There is no imbecility too far off the balance-beam for these Democrats.
MTF on April 9, 2013 at 7:12 PM
North Korea is full of it, they aren’t going to do anything more than try to test a few missiles (that might get shot out of the sky by Japan, assuming they make it that far), and irradiate their own lands. I gotta say, Obama is actually handling a foreign ‘crisis’ pretty well for once. China has been flexing its muscle against a lot of our allies in the region lately, particularly against Japan over the Senkakus. Obama is using the North’s belligerence as cover for bolstering the defenses of our Pacific allies, and calling out the Kim regime as a bunch of blowhards in the process.

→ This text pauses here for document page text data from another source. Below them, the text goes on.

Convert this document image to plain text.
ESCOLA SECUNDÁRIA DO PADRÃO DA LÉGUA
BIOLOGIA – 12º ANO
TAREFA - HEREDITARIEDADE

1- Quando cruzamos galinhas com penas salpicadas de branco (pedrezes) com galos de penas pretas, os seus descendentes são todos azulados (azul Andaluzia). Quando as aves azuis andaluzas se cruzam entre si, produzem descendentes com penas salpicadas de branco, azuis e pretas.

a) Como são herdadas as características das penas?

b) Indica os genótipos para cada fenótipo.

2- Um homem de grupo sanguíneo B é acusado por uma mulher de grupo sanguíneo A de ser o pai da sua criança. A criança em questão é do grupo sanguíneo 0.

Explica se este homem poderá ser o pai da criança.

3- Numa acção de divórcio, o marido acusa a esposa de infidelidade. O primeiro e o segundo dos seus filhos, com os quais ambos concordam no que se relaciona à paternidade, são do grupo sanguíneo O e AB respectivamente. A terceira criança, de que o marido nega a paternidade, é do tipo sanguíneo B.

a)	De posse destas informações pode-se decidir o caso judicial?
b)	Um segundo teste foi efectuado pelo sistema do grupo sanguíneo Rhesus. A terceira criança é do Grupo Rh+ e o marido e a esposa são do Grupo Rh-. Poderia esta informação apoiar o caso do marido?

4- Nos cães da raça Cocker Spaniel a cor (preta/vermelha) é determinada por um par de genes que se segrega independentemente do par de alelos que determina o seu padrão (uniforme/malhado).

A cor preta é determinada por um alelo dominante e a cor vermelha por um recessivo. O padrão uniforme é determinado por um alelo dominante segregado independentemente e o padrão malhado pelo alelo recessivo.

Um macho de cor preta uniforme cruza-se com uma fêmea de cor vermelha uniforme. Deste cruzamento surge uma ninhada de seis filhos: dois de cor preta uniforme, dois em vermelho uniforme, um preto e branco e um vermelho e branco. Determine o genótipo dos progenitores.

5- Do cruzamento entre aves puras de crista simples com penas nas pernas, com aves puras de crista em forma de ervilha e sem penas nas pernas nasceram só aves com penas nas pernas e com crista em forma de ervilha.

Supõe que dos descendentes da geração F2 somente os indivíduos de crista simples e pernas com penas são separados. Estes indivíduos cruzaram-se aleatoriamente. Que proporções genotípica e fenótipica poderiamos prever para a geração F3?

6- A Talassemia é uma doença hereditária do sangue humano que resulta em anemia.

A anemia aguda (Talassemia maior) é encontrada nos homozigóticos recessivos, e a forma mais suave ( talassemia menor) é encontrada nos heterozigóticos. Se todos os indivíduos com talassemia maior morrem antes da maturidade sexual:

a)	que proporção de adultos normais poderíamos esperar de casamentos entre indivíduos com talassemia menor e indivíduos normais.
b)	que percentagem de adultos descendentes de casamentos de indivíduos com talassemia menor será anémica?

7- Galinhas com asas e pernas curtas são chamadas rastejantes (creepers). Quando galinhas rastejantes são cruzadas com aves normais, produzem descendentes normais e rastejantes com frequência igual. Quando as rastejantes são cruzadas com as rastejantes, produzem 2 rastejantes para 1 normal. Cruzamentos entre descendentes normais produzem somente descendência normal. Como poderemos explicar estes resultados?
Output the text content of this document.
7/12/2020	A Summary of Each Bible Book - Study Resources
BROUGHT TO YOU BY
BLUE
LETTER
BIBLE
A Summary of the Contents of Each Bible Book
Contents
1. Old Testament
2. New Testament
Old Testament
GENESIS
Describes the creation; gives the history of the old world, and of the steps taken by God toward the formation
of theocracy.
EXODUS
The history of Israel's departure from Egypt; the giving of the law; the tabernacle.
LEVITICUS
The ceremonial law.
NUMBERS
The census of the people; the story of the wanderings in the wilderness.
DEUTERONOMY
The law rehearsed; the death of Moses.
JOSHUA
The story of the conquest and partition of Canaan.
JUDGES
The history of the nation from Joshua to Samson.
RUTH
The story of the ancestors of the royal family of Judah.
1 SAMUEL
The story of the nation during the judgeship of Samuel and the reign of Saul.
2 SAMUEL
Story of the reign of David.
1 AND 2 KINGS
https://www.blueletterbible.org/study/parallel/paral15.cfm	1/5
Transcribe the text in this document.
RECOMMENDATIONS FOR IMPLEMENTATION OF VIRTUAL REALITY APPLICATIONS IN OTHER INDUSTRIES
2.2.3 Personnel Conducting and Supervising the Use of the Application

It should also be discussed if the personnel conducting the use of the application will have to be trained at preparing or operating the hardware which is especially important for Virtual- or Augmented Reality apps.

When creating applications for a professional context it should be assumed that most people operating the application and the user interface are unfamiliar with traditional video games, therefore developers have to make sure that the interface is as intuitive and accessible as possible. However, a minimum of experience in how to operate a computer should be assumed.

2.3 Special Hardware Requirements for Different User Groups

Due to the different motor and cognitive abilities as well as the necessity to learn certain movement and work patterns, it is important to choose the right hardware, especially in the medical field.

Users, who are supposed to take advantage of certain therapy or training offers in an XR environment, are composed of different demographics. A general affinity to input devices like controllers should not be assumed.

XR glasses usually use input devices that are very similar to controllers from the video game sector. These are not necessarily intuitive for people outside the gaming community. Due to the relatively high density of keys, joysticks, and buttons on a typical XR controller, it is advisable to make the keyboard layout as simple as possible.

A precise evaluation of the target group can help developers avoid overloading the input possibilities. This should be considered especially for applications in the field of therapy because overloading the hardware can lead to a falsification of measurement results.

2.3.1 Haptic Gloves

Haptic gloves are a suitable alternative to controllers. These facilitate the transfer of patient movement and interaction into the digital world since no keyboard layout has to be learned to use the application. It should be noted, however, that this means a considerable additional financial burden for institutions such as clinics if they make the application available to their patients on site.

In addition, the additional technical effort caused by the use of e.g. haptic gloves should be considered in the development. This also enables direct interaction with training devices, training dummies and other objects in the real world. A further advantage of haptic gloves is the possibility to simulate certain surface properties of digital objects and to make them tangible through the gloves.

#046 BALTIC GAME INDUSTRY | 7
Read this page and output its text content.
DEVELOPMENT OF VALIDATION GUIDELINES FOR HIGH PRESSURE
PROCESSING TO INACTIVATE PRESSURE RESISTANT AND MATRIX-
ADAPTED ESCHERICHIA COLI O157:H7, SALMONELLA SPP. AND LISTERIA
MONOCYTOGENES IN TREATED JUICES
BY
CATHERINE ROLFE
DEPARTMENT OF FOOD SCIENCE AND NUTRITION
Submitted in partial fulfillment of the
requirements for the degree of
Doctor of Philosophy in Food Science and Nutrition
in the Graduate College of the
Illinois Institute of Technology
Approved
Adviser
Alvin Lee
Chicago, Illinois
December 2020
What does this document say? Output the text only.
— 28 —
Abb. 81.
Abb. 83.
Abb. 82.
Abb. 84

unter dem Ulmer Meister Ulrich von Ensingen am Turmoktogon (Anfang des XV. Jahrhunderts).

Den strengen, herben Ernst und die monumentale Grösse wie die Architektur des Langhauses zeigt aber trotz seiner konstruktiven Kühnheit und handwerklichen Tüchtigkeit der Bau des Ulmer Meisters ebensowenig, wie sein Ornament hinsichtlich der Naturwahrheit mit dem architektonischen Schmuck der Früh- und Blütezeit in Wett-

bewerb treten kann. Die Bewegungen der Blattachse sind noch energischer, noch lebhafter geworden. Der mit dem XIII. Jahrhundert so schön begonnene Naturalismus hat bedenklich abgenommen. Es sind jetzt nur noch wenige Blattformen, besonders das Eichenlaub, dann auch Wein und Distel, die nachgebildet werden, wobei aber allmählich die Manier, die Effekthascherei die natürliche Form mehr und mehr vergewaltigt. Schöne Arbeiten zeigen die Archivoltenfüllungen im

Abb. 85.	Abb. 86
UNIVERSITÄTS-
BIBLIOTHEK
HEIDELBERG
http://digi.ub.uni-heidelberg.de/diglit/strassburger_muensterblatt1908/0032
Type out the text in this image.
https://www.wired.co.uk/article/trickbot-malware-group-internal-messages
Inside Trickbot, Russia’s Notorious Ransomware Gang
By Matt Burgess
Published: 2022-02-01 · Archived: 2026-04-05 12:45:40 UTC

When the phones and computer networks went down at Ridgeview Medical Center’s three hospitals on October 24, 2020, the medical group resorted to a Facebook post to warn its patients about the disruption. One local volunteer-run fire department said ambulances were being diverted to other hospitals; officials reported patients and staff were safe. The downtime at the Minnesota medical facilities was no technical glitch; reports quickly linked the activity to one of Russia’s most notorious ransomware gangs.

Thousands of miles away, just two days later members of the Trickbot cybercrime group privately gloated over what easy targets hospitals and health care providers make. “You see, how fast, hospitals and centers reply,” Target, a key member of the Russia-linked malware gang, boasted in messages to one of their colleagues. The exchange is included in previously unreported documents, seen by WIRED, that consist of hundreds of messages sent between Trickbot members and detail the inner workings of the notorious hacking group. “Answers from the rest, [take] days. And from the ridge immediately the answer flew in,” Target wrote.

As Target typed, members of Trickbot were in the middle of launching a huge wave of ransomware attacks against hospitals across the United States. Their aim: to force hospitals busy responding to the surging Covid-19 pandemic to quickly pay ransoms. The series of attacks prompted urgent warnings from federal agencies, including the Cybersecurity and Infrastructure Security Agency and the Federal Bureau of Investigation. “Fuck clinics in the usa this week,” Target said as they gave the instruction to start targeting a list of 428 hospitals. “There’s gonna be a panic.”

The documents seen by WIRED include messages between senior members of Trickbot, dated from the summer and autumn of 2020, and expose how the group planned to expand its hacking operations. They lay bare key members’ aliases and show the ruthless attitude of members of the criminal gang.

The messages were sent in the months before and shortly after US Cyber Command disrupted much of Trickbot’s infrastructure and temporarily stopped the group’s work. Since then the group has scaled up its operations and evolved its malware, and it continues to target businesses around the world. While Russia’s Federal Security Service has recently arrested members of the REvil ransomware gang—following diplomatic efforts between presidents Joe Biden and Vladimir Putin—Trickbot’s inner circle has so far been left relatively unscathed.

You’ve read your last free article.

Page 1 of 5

Lawdawg86 on April 9, 2013 at 7:17 PM
I’m betting Obama sent an IPod with all his speeches and a box of DVDs that only work in the US.
Should have sent him your recipe for Getman Shepard Soufflé, you limpd!ck jug eared jackhat.
RovesChins on April 9, 2013 at 7:22 PM
…no food…no peace
KOOLAID2 on April 9, 2013 at 7:53 PM
How about offering them Dennis Rodman and a player to be named later?
Happy Nomad on April 9, 2013 at 8:29 PM
yes.
Just pointing out how easy it is to get them “confused” when talking about the conflict. not trying to say Allah thought there were troops in North korea.
unseen on April 9, 2013 at 8:33 PM
Not sure I can follow this let the South do it…blah blah twice as many people, blah blah 40X larger wallet. Would the South want to risk what they built or would they make a sweet sweet deal with China as their new protector? My bet, the latter. Smart power indeed, inside The Great Wall.
Limerick on April 9, 2013 at 8:53 PM
Hmm.
slickwillie2001 on April 9, 2013 at 9:13 PM
A North Korea crisis might be a good thing. It will collapse like a house-of-cards, and perhaps the “international community” (of hypocrites) can get off their backsides and end the NK concentration camps.
NK as a society does not have far to fall, so I recommend kicking away the stool and letting them hang.
The Norks are not completely nuts. Nobody has done anything to provoke them. They hope to get some freebies to keep their pantomime on the road. They can probably launch a few missiles but I doubt they can hit anything. A first launch with a nuke would be instant death for them, they have to know that. And Obama would love to be credited with saving the free world, so he’ll be ready with his finger on the buzzer.
The only thing we know they have done for sure is to fire at some SK fishing boats and worry some islands, so I don’t think nuclear is the next stage (even if they can do it). They probably need gas money for the launching trucks.
virgo on April 9, 2013 at 10:20 PM
good point.
unseen on April 9, 2013 at 10:27 PM
Deterrent
Fry the little bastard. No one will really care.
Unite the peninsula into one Korea under the flag of South Korea.
Give the infrastructure reconstruction contracts to China.
China will kiss off Lil Kim, the Koreas will again be united.
The World will be at ease and no one will mess with us for a long time to come.